Оба замолчали, но звук не повторился.
– Ну вот. Пропало.
***
Леший заехал в лес. Пробравшись подальше в чащу, он проехал между двумя деревьями, образующими арку и исчез. В этот же миг сани возникли в далеком и потаенном уголке леса, где древние каменные дубы стояли самой настоящей стеной, охраняя древнюю тайну.
– Приветствую вас, – сказал Леший.
Никто не ответил.
– Я виновен в том, что беспокою вас до наступления весны, но и вы поймите меня.
Где-то у верхушек заскрипели ветки.
– Теперь не только лес мое дитя, но еще и целое людское поселение. Они тоже мои дети. И им нужна помощь.
Над головой Лешего что-то затрещало, и перед носом пролетела ветвь. Она упала в полушаге перед ним и только засыпала сапоги снегом, хотя могла и перебить пару косточек.
– Не гневайтесь. Ни за что, и никогда, я бы не решился нарушить ваш сон, если бы это не было так важно, – сказал он, смотря на верхушки. – Грядет беда! Враг приближается к деревне и я должен помочь людям!
Ветки вновь захрустели. Леший сделал шаг назад.
– Однажды и вам грозила опасность. Вы ведь помните, что мне пришлось сделать? Вы и сейчас видите. А если не видите, то смотрите. Мое тело умирает. Я умираю. Умираю за вас! За то, что вы тогда выжили!
Эхо его голоса разлетелось на целую версту.
– Вы знаете, зачем я здесь. Мне нужно, чтобы вы пропустили меня. Я бы мог сделать это силой, которой все еще обладаю. Но я говорю с вами, слышите?
Раздался глухой звук, похожий на пение ветра в узкой пещере. Деревья ответили.

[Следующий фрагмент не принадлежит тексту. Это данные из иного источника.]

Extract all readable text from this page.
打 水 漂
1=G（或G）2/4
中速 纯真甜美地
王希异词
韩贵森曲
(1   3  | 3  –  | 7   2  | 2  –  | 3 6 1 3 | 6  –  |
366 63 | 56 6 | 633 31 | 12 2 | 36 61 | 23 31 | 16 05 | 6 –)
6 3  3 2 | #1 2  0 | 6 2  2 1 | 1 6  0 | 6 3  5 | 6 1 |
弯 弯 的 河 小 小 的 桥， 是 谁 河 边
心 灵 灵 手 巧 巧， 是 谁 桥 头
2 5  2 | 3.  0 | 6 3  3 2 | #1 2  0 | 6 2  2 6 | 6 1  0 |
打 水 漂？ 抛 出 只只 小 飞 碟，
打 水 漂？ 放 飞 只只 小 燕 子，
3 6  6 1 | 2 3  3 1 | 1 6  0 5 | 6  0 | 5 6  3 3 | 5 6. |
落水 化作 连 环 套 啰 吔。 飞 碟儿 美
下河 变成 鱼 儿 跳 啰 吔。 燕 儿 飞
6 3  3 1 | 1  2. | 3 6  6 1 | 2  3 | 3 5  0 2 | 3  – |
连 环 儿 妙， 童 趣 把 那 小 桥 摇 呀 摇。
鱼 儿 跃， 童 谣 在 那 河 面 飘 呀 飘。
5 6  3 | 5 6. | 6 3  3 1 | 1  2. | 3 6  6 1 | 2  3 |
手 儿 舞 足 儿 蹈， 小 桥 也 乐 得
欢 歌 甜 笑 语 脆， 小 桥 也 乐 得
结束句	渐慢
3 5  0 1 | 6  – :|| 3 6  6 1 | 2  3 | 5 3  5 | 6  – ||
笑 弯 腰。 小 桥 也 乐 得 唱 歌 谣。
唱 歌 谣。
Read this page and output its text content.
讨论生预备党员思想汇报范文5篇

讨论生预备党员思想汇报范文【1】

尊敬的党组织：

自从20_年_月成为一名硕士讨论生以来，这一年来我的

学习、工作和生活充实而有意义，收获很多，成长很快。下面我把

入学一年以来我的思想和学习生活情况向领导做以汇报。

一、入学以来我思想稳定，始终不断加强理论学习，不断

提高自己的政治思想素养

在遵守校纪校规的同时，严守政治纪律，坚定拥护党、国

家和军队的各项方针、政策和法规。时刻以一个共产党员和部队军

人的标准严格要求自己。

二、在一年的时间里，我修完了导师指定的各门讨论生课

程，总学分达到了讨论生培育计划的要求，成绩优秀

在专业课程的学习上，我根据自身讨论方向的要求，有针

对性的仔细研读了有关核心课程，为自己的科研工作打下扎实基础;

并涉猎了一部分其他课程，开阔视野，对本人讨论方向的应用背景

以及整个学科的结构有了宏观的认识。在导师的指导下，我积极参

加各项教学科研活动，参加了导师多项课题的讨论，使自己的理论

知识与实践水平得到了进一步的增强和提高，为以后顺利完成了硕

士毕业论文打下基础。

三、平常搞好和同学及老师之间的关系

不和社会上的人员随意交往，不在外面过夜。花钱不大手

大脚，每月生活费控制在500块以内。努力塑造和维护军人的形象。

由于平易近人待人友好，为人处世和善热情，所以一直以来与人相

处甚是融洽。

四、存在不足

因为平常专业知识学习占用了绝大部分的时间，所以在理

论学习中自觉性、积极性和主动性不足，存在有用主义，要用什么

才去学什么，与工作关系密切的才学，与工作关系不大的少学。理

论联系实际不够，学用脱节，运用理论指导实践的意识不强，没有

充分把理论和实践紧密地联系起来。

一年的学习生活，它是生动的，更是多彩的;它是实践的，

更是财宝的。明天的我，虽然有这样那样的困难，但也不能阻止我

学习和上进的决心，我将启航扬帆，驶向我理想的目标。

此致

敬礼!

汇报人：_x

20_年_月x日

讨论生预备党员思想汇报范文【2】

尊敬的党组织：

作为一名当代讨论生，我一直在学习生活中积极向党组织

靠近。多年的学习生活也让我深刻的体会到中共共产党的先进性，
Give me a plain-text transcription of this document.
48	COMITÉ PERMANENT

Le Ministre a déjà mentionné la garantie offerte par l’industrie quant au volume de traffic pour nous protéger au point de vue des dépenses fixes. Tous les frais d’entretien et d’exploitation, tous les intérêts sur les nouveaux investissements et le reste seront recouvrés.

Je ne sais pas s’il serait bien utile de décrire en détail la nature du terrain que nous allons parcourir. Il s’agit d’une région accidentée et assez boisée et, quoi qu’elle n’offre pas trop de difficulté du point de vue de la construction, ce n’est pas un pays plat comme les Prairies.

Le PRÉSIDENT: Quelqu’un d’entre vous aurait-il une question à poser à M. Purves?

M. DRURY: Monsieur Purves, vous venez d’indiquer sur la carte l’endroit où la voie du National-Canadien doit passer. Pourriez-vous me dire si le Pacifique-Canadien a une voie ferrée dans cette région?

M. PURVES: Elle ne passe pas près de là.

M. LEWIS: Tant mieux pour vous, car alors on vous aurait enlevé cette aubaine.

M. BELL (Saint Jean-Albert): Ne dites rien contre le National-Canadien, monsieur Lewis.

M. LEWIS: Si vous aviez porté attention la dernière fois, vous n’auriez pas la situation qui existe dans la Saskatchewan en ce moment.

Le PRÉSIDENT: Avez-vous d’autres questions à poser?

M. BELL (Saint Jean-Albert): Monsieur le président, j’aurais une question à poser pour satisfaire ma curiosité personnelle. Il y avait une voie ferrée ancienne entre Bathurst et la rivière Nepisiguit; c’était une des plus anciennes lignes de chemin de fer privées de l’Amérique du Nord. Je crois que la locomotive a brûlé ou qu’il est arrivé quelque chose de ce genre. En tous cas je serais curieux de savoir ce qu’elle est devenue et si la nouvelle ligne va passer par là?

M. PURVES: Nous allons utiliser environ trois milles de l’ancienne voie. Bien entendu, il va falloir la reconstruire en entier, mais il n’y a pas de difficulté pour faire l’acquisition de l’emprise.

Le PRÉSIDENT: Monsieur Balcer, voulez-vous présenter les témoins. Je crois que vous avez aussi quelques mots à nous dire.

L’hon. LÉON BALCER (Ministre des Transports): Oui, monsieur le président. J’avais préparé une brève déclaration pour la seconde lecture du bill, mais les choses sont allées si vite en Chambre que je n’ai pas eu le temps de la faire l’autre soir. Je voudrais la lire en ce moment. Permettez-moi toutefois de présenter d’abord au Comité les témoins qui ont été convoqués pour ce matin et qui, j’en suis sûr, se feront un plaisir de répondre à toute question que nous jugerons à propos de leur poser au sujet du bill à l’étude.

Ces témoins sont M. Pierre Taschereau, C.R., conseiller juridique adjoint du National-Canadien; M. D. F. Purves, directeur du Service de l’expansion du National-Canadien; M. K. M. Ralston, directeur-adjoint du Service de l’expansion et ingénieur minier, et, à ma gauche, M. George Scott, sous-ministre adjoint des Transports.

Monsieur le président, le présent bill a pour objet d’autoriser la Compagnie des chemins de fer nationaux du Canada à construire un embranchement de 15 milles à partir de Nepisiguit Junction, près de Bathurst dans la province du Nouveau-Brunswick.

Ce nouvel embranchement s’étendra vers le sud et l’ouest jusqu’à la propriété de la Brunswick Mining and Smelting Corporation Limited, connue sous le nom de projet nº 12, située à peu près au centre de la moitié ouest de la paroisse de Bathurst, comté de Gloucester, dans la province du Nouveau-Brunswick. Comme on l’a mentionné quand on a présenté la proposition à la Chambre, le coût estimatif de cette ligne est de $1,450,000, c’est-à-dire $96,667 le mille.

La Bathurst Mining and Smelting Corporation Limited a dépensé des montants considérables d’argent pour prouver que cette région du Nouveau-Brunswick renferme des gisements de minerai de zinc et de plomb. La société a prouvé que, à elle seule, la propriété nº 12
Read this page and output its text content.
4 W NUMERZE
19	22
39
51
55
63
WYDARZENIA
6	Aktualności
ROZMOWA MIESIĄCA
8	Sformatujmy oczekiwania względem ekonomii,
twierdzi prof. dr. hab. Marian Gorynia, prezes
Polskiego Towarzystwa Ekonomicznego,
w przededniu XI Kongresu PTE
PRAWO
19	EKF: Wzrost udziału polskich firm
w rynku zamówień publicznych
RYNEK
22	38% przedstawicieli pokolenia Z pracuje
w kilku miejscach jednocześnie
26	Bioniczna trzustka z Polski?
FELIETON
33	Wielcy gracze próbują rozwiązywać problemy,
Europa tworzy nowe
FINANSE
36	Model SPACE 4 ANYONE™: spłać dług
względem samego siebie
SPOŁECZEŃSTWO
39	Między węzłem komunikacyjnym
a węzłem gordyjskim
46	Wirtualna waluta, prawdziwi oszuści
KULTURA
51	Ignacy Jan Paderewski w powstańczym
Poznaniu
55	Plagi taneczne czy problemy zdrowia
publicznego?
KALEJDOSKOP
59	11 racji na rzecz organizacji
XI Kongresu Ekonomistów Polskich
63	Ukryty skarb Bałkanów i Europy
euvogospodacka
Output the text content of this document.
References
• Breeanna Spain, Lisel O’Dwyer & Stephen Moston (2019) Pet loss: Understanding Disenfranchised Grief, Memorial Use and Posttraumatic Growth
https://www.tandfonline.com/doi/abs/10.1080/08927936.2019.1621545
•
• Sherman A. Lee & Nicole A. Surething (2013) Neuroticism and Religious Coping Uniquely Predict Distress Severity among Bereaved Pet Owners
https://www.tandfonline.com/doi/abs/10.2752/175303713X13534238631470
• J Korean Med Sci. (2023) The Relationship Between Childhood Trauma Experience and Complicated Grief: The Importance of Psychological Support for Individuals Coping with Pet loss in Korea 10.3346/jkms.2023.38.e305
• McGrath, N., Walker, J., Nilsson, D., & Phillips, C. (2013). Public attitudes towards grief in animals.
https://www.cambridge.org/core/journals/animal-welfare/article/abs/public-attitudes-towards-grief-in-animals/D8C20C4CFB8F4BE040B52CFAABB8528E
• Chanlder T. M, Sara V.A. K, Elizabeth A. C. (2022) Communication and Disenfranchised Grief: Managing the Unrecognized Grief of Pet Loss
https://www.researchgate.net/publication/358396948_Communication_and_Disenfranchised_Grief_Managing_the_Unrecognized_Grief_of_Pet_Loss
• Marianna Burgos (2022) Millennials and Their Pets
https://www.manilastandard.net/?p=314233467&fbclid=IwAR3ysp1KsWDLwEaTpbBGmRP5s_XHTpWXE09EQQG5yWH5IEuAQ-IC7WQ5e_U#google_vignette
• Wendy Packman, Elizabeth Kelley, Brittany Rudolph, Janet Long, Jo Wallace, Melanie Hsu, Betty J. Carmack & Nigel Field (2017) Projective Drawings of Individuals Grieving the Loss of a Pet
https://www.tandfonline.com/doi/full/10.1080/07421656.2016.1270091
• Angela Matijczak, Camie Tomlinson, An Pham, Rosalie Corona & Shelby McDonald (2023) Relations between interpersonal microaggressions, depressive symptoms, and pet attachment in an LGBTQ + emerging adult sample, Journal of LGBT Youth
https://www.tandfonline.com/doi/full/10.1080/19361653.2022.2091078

– Нет. Я сам принял такое решение. Люди не при чем. Они, как и вы, беззащитны перед врагом. Всю жизнь они ползали на коленях, подбирая и пряча крошки, и только теперь поднимаются.
Гул усилился.
– Они еще не достаточно сильны, чтобы противостоять врагу. Их легко слишком легко сломить.
Гул перешел в настоящий вой, усиленный рокотом крупных ветвей.
– Я знаю, на что иду. Итог все равно один. Я смирился.
Деревья замолчали. Крохотная ветка, похожая на стрелу упала к ногам Лешего.